In the hotel we were staying at, there was only access to public wireless in the common area. I found a link to a camera, a night view, of Waikiki. The image was a blueish colour and it was windy and rough, and the beach empty. But nothing happened, in the end. The catastrophe didn’t eventuate.
It’s strange how memory works. I am a meticulous record-keeper but I can’t get my travel records to match up to tsunami warnings in Hawaii. I remember it as a difficult time. In a fog of grief from losing my father at the end of January that year. Work was falling apart. There was a complicated management structure, where the founder had passed on power to a new executive director, but was still meddling. I seemed to be caught in the middle. While the staff I managed liked me and respected my work, and I was carrying it out to the best of my abilities, these two took turns questioning my work, playing games.
I think neither of them really knew what they were doing either, and I became a sort of scapegoat. And the founder and I had completely fallen out. I found him chaotic and a bully. He played favourites, and I found him subtly racist: the two of us who were Asian-American on staff were definitely treated worse than the Latinx and African-American staff members. I remember, from that same meeting, the comical image of him literally stepping behind a large potted plant, to avoid being seen by me and having to breakfast together (or making it obvious that we didn’t want to do so).
But my hurricane passed too, though it took months and months, stretching to a year. My contract wasn’t renewed. I was dispirited but stayed in the sector perhaps half a year more, before leaving what I thought would be the area in which I thought I would work for my working career. I grieved for my father. I recovered. I built a new career, which turned out to be wonderful.
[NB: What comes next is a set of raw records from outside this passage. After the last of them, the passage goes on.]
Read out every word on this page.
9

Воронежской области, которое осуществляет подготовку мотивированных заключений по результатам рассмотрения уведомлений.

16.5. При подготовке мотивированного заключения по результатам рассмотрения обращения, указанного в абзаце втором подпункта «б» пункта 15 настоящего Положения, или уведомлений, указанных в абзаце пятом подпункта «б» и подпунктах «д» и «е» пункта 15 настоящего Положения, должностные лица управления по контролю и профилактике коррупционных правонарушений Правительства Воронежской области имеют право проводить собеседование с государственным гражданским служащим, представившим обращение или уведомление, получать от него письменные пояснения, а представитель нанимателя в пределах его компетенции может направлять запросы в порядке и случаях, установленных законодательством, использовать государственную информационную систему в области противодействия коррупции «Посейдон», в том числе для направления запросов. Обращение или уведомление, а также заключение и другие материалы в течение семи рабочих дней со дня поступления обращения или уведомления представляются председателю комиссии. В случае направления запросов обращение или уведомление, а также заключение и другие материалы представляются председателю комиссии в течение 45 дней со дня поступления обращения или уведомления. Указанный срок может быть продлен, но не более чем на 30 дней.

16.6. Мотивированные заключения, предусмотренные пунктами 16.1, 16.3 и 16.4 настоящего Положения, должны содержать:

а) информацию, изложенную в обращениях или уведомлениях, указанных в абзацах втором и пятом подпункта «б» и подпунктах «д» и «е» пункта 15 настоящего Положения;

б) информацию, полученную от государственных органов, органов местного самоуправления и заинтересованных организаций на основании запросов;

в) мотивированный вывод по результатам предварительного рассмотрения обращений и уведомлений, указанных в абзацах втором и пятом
I think these days, being older, about what it means to be older, and how I could never predicted as a young man how my life would turn out, nor how it would feel to be in this phase of my life: slower, quieter, more filled with sickness and death than I might have thought, and yet more acceptance and calm.
I can look back at the weather and stand apart, knowing sometimes there are forces at work which are larger than us, which we can’t control, which may end up less destructive than we were warned, that we will get through.